Plusieurs « déserts de services » présents sur le territoire québécois nuisent à l’accessibilité des thérapies offertes aux auteurs de violence conjugale. Des secteurs de Montréal, de la Montérégie et du Nord-du-Québec, entre autres, n’ont aucun organisme sur leur territoire venant en aide aux hommes ayant des comportements violents en contexte conjugal et familial, même si leur population présente des facteurs de risque importants. Une accessibilité qui est également mise à mal en matière linguistique, en raison du faible nombre d’organismes offrant des services en anglais ou dans une autre langue que le français.
Au Québec, une trentaine d’organismes viennent en aide aux hommes ayant des comportements violents en contexte conjugal et familial. « Si je fais un comparatif, il y a une centaine de maisons d’hébergement [pour soutenir les victimes de violence conjugale et familiale]. Les ratios ne sont pas du tout les mêmes », souligne Geneviève Landry, présidente d’À cœur d’homme, l’association qui regroupe la vaste majorité des organismes desservant cette clientèle masculine.

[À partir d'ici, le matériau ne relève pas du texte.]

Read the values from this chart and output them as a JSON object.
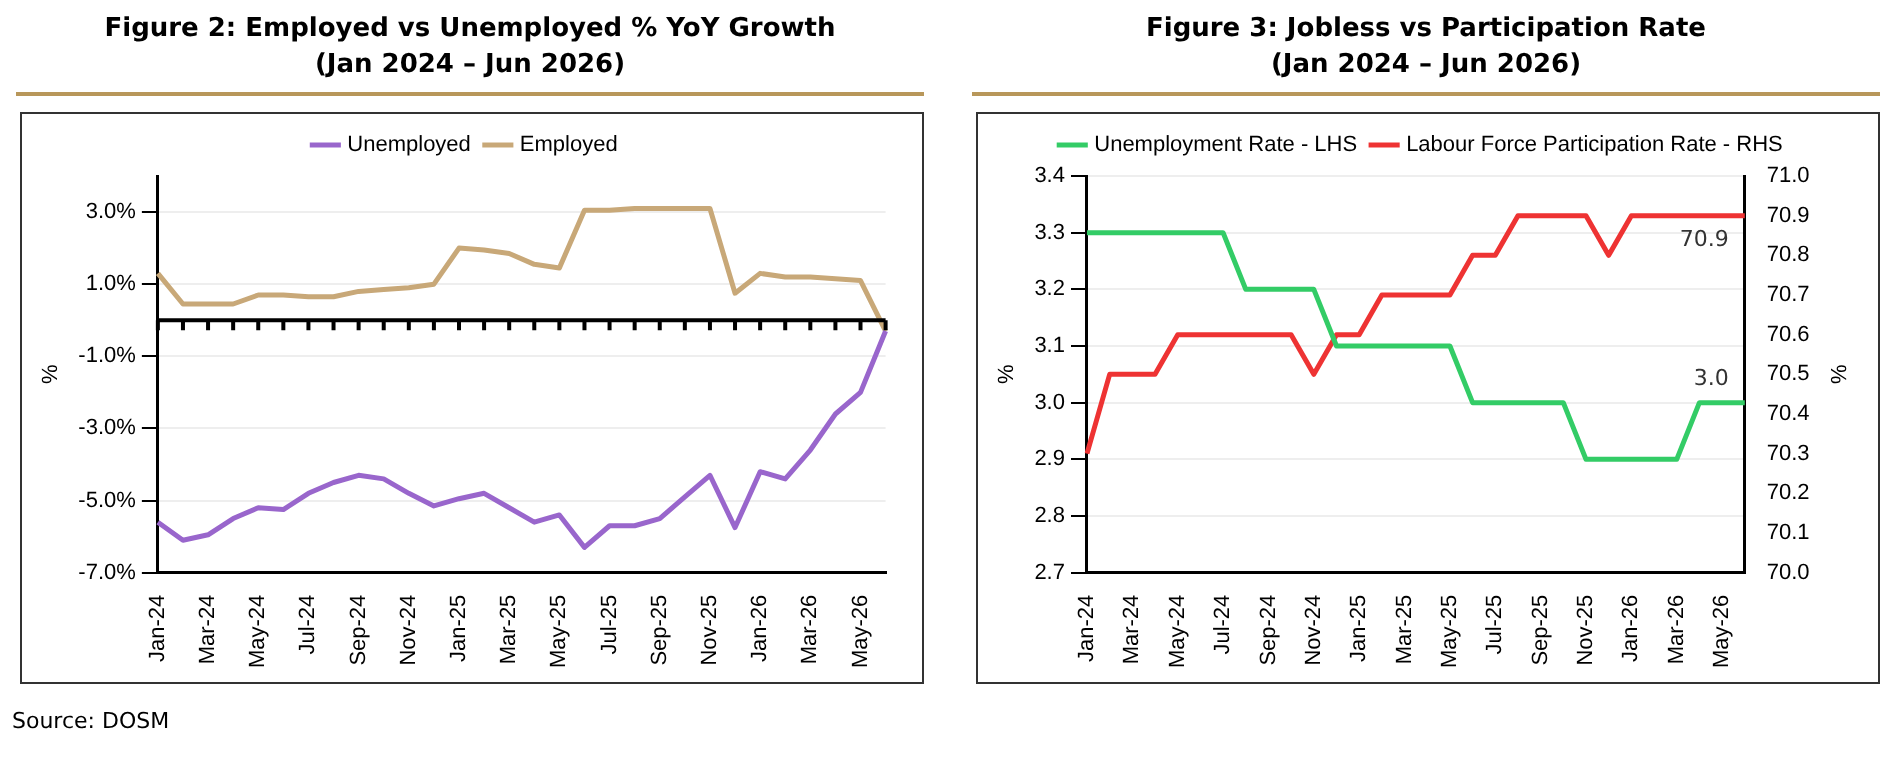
{
  "chart_data": [
    {
      "type": "line",
      "title": "Figure 2: Employed vs Unemployed % YoY Growth",
      "subtitle": "(Jan 2024 – Jun 2026)",
      "ylabel": "%",
      "categories": [
        "Jan-24",
        null,
        "Mar-24",
        null,
        "May-24",
        null,
        "Jul-24",
        null,
        "Sep-24",
        null,
        "Nov-24",
        null,
        "Jan-25",
        null,
        "Mar-25",
        null,
        "May-25",
        null,
        "Jul-25",
        null,
        "Sep-25",
        null,
        "Nov-25",
        null,
        "Jan-26",
        null,
        "Mar-26",
        null,
        "May-26",
        null
      ],
      "series": [
        {
          "name": "Unemployed",
          "color": "#9966cc",
          "values": [
            -5.6,
            -6.1,
            -5.95,
            -5.5,
            -5.2,
            -5.25,
            -4.8,
            -4.5,
            -4.3,
            -4.4,
            -4.8,
            -5.15,
            -4.95,
            -4.8,
            -5.2,
            -5.6,
            -5.4,
            -6.3,
            -5.7,
            -5.7,
            -5.5,
            -4.9,
            -4.3,
            -5.75,
            -4.2,
            -4.4,
            -3.6,
            -2.6,
            -2.0,
            -0.3
          ]
        },
        {
          "name": "Employed",
          "color": "#c8a878",
          "values": [
            1.3,
            0.45,
            0.45,
            0.45,
            0.7,
            0.7,
            0.65,
            0.65,
            0.8,
            0.85,
            0.9,
            1.0,
            2.0,
            1.95,
            1.85,
            1.55,
            1.45,
            3.05,
            3.05,
            3.1,
            3.1,
            3.1,
            3.1,
            0.75,
            1.3,
            1.2,
            1.2,
            1.15,
            1.1,
            -0.3
          ]
        }
      ],
      "ylim": [
        -7,
        4
      ],
      "yticks": [
        {
          "value": -7,
          "label": "-7.0%"
        },
        {
          "value": -5,
          "label": "-5.0%"
        },
        {
          "value": -3,
          "label": "-3.0%"
        },
        {
          "value": -1,
          "label": "-1.0%"
        },
        {
          "value": 1,
          "label": "1.0%"
        },
        {
          "value": 3,
          "label": "3.0%"
        }
      ],
      "ref_lines": [
        {
          "axis": "y",
          "value": 0,
          "color": "#000000"
        }
      ],
      "grid": "y",
      "legend": "top",
      "marker": "none",
      "line_style": "solid",
      "annotations": [
        "Source:  DOSM"
      ]
    },
    {
      "type": "line",
      "title": "Figure 3: Jobless vs Participation Rate",
      "subtitle": "(Jan 2024 – Jun 2026)",
      "ylabel": "%",
      "y2label": "%",
      "categories": [
        "Jan-24",
        null,
        "Mar-24",
        null,
        "May-24",
        null,
        "Jul-24",
        null,
        "Sep-24",
        null,
        "Nov-24",
        null,
        "Jan-25",
        null,
        "Mar-25",
        null,
        "May-25",
        null,
        "Jul-25",
        null,
        "Sep-25",
        null,
        "Nov-25",
        null,
        "Jan-26",
        null,
        "Mar-26",
        null,
        "May-26",
        null
      ],
      "series": [
        {
          "name": "Unemployment Rate - LHS",
          "color": "#33cc66",
          "values": [
            3.3,
            3.3,
            3.3,
            3.3,
            3.3,
            3.3,
            3.3,
            3.2,
            3.2,
            3.2,
            3.2,
            3.1,
            3.1,
            3.1,
            3.1,
            3.1,
            3.1,
            3.0,
            3.0,
            3.0,
            3.0,
            3.0,
            2.9,
            2.9,
            2.9,
            2.9,
            2.9,
            3.0,
            3.0,
            3.0
          ],
          "value_labels": [
            null,
            null,
            null,
            null,
            null,
            null,
            null,
            null,
            null,
            null,
            null,
            null,
            null,
            null,
            null,
            null,
            null,
            null,
            null,
            null,
            null,
            null,
            null,
            null,
            null,
            null,
            null,
            null,
            null,
            "3.0"
          ]
        },
        {
          "name": "Labour Force Participation Rate - RHS",
          "color": "#ee3333",
          "axis": "y2",
          "values": [
            70.3,
            70.5,
            70.5,
            70.5,
            70.6,
            70.6,
            70.6,
            70.6,
            70.6,
            70.6,
            70.5,
            70.6,
            70.6,
            70.7,
            70.7,
            70.7,
            70.7,
            70.8,
            70.8,
            70.9,
            70.9,
            70.9,
            70.9,
            70.8,
            70.9,
            70.9,
            70.9,
            70.9,
            70.9,
            70.9
          ],
          "value_labels": [
            null,
            null,
            null,
            null,
            null,
            null,
            null,
            null,
            null,
            null,
            null,
            null,
            null,
            null,
            null,
            null,
            null,
            null,
            null,
            null,
            null,
            null,
            null,
            null,
            null,
            null,
            null,
            null,
            null,
            "70.9"
          ]
        }
      ],
      "ylim": [
        2.7,
        3.4
      ],
      "yticks": [
        {
          "value": 2.7,
          "label": "2.7"
        },
        {
          "value": 2.8,
          "label": "2.8"
        },
        {
          "value": 2.9,
          "label": "2.9"
        },
        {
          "value": 3.0,
          "label": "3.0"
        },
        {
          "value": 3.1,
          "label": "3.1"
        },
        {
          "value": 3.2,
          "label": "3.2"
        },
        {
          "value": 3.3,
          "label": "3.3"
        },
        {
          "value": 3.4,
          "label": "3.4"
        }
      ],
      "y2lim": [
        70.0,
        71.0
      ],
      "y2ticks": [
        {
          "value": 70.0,
          "label": "70.0"
        },
        {
          "value": 70.1,
          "label": "70.1"
        },
        {
          "value": 70.2,
          "label": "70.2"
        },
        {
          "value": 70.3,
          "label": "70.3"
        },
        {
          "value": 70.4,
          "label": "70.4"
        },
        {
          "value": 70.5,
          "label": "70.5"
        },
        {
          "value": 70.6,
          "label": "70.6"
        },
        {
          "value": 70.7,
          "label": "70.7"
        },
        {
          "value": 70.8,
          "label": "70.8"
        },
        {
          "value": 70.9,
          "label": "70.9"
        },
        {
          "value": 71.0,
          "label": "71.0"
        }
      ],
      "grid": "y",
      "legend": "top",
      "marker": "none",
      "line_style": "solid"
    }
  ]
}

En découle une disparité géographique dans les services offerts, déplore l’intervenante. À titre d’exemple, aucun organisme n’offre de thérapies aux auteurs de violence conjugale dans l’ouest de l’île de Montréal. Idem pour Hochelaga-Maisonneuve, Verdun, LaSalle ou encore pour Montréal-Nord. « Quelqu’un qui habite à Verdun et qui doit aller au Service d’aide aux conjoints (SAC) [dans Ahuntsic], c’est tout un trajet en transport en commun », note Geneviève Landry, qui est également à la tête de l’organisme Entraide pour hommes situé à Longueuil et à Beloeil.

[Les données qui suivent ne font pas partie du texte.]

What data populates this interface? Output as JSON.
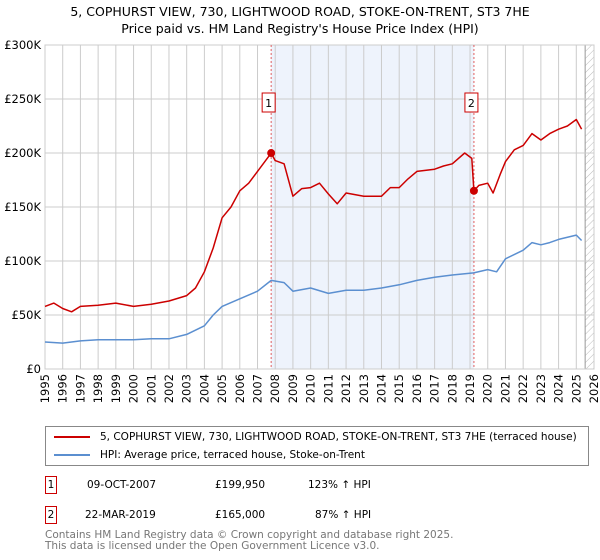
{
  "title": "5, COPHURST VIEW, 730, LIGHTWOOD ROAD, STOKE-ON-TRENT, ST3 7HE",
  "subtitle": "Price paid vs. HM Land Registry's House Price Index (HPI)",
  "colors": {
    "property": "#cc0000",
    "hpi": "#5b8fd0",
    "shade": "#eef3fc",
    "grid": "#cccccc"
  },
  "chart_data": {
    "type": "line",
    "ylim": [
      0,
      300000
    ],
    "xlim": [
      1995,
      2026
    ],
    "yticks": [
      0,
      50000,
      100000,
      150000,
      200000,
      250000,
      300000
    ],
    "ytick_labels": [
      "£0",
      "£50K",
      "£100K",
      "£150K",
      "£200K",
      "£250K",
      "£300K"
    ],
    "xtick_labels": [
      "1995",
      "1996",
      "1997",
      "1998",
      "1999",
      "2000",
      "2001",
      "2002",
      "2003",
      "2004",
      "2005",
      "2006",
      "2007",
      "2008",
      "2009",
      "2010",
      "2011",
      "2012",
      "2013",
      "2014",
      "2015",
      "2016",
      "2017",
      "2018",
      "2019",
      "2020",
      "2021",
      "2022",
      "2023",
      "2024",
      "2025",
      "2026"
    ],
    "shaded_range": [
      2007.77,
      2019.22
    ],
    "hatched_from": 2025.5,
    "series": [
      {
        "name": "5, COPHURST VIEW, 730, LIGHTWOOD ROAD, STOKE-ON-TRENT, ST3 7HE (terraced house)",
        "x": [
          1995,
          1995.5,
          1996,
          1996.5,
          1997,
          1998,
          1999,
          2000,
          2001,
          2002,
          2003,
          2003.5,
          2004,
          2004.5,
          2005,
          2005.5,
          2006,
          2006.5,
          2007,
          2007.77,
          2008,
          2008.5,
          2009,
          2009.5,
          2010,
          2010.5,
          2011,
          2011.5,
          2012,
          2013,
          2014,
          2014.5,
          2015,
          2015.5,
          2016,
          2017,
          2017.5,
          2018,
          2018.7,
          2019.1,
          2019.22,
          2019.5,
          2020,
          2020.3,
          2020.7,
          2021,
          2021.5,
          2022,
          2022.5,
          2023,
          2023.5,
          2024,
          2024.5,
          2025,
          2025.3
        ],
        "values": [
          58000,
          61000,
          56000,
          53000,
          58000,
          59000,
          61000,
          58000,
          60000,
          63000,
          68000,
          75000,
          90000,
          112000,
          140000,
          150000,
          165000,
          172000,
          183000,
          199950,
          193000,
          190000,
          160000,
          167000,
          168000,
          172000,
          162000,
          153000,
          163000,
          160000,
          160000,
          168000,
          168000,
          176000,
          183000,
          185000,
          188000,
          190000,
          200000,
          195000,
          165000,
          170000,
          172000,
          163000,
          180000,
          192000,
          203000,
          207000,
          218000,
          212000,
          218000,
          222000,
          225000,
          231000,
          222000
        ]
      },
      {
        "name": "HPI: Average price, terraced house, Stoke-on-Trent",
        "x": [
          1995,
          1996,
          1997,
          1998,
          1999,
          2000,
          2001,
          2002,
          2003,
          2004,
          2004.5,
          2005,
          2006,
          2007,
          2007.77,
          2008.5,
          2009,
          2010,
          2011,
          2012,
          2013,
          2014,
          2015,
          2016,
          2017,
          2018,
          2019.2,
          2020,
          2020.5,
          2021,
          2022,
          2022.5,
          2023,
          2023.5,
          2024,
          2025,
          2025.3
        ],
        "values": [
          25000,
          24000,
          26000,
          27000,
          27000,
          27000,
          28000,
          28000,
          32000,
          40000,
          50000,
          58000,
          65000,
          72000,
          82000,
          80000,
          72000,
          75000,
          70000,
          73000,
          73000,
          75000,
          78000,
          82000,
          85000,
          87000,
          89000,
          92000,
          90000,
          102000,
          110000,
          117000,
          115000,
          117000,
          120000,
          124000,
          119000
        ]
      }
    ],
    "annotations": [
      {
        "label": "1",
        "x": 2007.77,
        "value": 199950
      },
      {
        "label": "2",
        "x": 2019.22,
        "value": 165000
      }
    ]
  },
  "legend": {
    "property": "5, COPHURST VIEW, 730, LIGHTWOOD ROAD, STOKE-ON-TRENT, ST3 7HE (terraced house)",
    "hpi": "HPI: Average price, terraced house, Stoke-on-Trent"
  },
  "transactions": [
    {
      "num": "1",
      "date": "09-OCT-2007",
      "price": "£199,950",
      "hpi": "123% ↑ HPI"
    },
    {
      "num": "2",
      "date": "22-MAR-2019",
      "price": "£165,000",
      "hpi": "87% ↑ HPI"
    }
  ],
  "footer": {
    "line1": "Contains HM Land Registry data © Crown copyright and database right 2025.",
    "line2": "This data is licensed under the Open Government Licence v3.0."
  }
}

L’intervenante déplore également la présence d’un désert de services à Saint-Jean-sur-Richelieu en Montérégie. S’y trouve une population d’environ 100 000 habitants présentant des facteurs de risque élevés. « Il y a plus de dossiers de probation en violence conjugale et de dossiers liés à la DPJ, et ces hommes-là se retrouvent sans service », se désole-t-elle, en ajoutant que les hommes peuvent suivre des thérapies dans d’autres organismes présents dans la région moyennant un trajet d’autobus ou de voiture pouvant être rébarbatif et coûteux.
Un phénomène similaire s’observe aussi dans le Nord-du-Québec, où la population, présentant là encore d’importants facteurs de risque, n’est pas desservie à la hauteur de ses besoins. « Un homme au Québec n’a pas la même trajectoire de services en fonction d’où il habite », dénonce Geneviève Landry.
Communauté anglophone
Cette disparité dans l’offre de services destinés aux auteurs de violence conjugale et familiale s’observe également en matière linguistique. La clinique de violence conjugale de l’Université McGill est la seule ressource au Québec entièrement destinée à la clientèle anglophone. « On est une très petite clinique fonctionnant avec de très petites ressources », indique Derrolton James, directeur et superviseur clinique de la Domestic Violence Clinic.
Les besoins sont pourtant là. Aujourd’hui, un homme doit patienter environ trois mois sur la liste d’attente de la clinique avant d’intégrer un groupe de thérapie — la méthode jugée la plus efficace pour traiter les auteurs de violence conjugale et familiale. « C’est une question de ressources. On a juste deux groupes et on a un maximum de dix gars par groupe », indique le directeur, en expliquant que cette liste d’attente s’est créée pendant la pandémie et que la clinique, qui offre principalement des services en ligne depuis trois ans, n’a pas réussi à la résorber.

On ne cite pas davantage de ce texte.